Michael I. Jordan, a renowned machine learning pioneer and professor at the University of California, Berkeley, has emphasized the potential of machine learning to enhance human intelligence while expressing concern over the confusion surrounding the meaning of artificial intelligence (AI). In an article published by IEEE Spectrum, Jordan argued that the focus should shift towards building large-scale machine learning systems that effectively deliver value to humans and avoid exacerbating inequalities.
According to Jordan, the fascination with science-fiction discussions about AI can be diverting from addressing the real challenge at hand. His article, titled “Artificial Intelligence: The Revolution Hasn’t Happened Yet,” stresses the need for caution. Jordan highlights that current AI advancements, particularly in public discourse, are largely encompassed by machine learning, and the perception of computers possessing intelligent thought competing with humans is misleading.

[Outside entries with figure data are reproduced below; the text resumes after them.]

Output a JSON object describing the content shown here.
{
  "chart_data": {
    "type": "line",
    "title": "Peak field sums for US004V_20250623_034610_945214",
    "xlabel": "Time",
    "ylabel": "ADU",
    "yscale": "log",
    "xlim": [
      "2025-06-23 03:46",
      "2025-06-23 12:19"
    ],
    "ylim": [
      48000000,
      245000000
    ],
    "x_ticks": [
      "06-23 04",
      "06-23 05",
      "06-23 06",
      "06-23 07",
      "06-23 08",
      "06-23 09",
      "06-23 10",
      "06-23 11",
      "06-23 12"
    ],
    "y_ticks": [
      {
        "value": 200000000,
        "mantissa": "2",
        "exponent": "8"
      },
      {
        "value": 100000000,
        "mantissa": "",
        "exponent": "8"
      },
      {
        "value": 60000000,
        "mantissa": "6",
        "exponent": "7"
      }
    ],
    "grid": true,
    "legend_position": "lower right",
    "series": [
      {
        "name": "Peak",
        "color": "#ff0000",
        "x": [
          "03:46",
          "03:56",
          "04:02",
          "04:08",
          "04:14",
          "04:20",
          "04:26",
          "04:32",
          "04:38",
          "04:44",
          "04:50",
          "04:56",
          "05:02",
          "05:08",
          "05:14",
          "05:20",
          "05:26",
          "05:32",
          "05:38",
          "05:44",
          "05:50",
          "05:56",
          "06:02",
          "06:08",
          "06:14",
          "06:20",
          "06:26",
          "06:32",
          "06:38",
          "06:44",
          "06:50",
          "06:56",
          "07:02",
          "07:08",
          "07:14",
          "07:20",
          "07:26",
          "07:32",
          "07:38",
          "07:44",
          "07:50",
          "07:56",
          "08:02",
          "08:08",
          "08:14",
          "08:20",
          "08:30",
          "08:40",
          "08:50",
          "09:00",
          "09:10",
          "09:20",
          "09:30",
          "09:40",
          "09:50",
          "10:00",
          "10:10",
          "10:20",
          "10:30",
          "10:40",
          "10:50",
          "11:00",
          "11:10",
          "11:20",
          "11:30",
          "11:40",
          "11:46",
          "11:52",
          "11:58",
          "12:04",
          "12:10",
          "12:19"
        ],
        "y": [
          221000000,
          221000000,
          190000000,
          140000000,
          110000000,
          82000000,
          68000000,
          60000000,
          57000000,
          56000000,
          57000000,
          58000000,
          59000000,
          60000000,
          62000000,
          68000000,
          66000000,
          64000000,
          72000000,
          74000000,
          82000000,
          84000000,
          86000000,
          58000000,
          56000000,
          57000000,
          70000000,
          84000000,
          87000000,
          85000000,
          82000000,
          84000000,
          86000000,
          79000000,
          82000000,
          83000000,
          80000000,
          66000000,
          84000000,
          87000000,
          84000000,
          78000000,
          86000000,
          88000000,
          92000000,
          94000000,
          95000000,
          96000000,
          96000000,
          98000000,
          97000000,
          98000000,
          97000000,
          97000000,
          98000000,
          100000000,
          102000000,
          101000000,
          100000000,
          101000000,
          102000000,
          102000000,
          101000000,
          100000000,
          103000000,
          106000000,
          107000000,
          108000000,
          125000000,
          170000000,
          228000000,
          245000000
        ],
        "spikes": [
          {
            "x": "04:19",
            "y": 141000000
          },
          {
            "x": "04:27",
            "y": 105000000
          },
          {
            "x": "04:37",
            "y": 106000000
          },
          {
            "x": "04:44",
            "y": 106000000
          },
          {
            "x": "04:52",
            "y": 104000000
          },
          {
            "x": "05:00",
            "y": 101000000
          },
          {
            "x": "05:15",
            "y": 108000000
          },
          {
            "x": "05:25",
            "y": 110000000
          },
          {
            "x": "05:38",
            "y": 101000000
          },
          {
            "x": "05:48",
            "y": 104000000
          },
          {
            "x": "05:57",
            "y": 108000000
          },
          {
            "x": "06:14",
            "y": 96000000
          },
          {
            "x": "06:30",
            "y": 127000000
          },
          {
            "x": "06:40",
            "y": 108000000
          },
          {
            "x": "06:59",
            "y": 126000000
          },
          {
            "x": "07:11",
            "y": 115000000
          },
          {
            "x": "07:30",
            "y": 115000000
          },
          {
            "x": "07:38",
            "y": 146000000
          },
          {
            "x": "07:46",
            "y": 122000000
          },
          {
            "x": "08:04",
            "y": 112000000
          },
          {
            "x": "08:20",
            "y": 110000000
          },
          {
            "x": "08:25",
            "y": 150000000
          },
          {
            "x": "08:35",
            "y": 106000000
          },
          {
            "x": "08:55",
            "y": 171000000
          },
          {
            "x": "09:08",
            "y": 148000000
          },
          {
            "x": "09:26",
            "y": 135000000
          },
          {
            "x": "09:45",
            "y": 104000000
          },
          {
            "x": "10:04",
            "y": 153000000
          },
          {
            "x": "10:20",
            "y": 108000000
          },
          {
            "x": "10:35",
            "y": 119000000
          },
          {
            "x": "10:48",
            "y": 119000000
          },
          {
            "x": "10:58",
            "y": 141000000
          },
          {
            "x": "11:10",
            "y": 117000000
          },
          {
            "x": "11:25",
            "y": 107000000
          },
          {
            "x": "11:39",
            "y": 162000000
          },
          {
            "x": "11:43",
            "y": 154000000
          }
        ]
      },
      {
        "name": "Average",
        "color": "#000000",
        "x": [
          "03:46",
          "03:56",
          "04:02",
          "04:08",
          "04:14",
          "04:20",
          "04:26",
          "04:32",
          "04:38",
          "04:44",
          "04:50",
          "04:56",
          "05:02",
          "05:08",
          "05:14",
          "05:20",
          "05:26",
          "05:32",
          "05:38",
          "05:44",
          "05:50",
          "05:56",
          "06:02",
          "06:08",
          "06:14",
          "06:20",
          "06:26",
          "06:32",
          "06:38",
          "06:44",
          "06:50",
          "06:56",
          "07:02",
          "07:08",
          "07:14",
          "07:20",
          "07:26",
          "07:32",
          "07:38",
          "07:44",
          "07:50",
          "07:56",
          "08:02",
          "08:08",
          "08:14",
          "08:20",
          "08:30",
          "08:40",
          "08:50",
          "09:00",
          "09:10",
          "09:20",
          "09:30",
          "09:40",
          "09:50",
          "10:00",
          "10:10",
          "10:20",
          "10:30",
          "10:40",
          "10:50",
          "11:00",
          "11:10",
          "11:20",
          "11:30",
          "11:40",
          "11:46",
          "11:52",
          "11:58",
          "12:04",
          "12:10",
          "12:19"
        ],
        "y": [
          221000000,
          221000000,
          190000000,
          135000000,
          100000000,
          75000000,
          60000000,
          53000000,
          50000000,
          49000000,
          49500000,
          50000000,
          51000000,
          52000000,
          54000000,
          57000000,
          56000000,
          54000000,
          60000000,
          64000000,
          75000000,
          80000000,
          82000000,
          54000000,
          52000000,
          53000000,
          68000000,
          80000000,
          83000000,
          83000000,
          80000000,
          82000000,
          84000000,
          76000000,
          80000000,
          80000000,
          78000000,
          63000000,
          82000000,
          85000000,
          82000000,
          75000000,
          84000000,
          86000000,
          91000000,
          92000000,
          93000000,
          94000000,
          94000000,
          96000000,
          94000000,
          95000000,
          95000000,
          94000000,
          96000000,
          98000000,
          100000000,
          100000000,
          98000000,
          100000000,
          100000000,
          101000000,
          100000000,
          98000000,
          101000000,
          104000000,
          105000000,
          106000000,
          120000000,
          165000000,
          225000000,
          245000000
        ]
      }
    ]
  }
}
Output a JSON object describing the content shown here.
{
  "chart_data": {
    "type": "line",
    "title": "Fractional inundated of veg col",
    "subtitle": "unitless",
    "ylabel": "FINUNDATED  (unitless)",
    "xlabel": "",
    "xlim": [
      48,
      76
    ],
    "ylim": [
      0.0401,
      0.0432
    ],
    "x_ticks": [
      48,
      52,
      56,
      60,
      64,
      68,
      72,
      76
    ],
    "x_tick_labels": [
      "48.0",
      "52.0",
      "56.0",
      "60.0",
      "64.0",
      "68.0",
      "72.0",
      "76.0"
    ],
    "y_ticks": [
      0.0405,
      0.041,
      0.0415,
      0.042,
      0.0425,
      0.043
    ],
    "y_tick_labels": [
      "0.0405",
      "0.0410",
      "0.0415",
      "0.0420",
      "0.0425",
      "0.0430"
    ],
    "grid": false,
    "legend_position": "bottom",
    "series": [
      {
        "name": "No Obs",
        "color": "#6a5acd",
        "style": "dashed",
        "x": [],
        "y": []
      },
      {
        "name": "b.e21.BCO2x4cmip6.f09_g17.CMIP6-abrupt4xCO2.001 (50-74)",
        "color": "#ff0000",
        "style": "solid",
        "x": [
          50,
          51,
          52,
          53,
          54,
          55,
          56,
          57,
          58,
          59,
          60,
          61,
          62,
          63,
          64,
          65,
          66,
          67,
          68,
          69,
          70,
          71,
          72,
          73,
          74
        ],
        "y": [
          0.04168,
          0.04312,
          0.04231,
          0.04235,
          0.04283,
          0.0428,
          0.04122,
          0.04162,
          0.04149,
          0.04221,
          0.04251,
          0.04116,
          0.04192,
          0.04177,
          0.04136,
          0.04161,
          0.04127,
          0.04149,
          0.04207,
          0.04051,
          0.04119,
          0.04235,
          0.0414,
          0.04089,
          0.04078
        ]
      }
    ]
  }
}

Jordan’s article, originally published in July 2019 and updated earlier this year, delves into the development of societal-scale systems involving machines, humans, and the environment. Drawing an analogy to early civil engineering, he acknowledges that early systems are exposing conceptual flaws akin to buildings or bridges collapsing unexpectedly. Jordan emphasizes the importance of prioritizing human well-being throughout technology development, moving beyond a mere afterthought. He refers to the shift in language from social science to social engineering and asserts that engineering disciplines have played a pivotal role in significantly increasing human happiness, despite the contributions of science.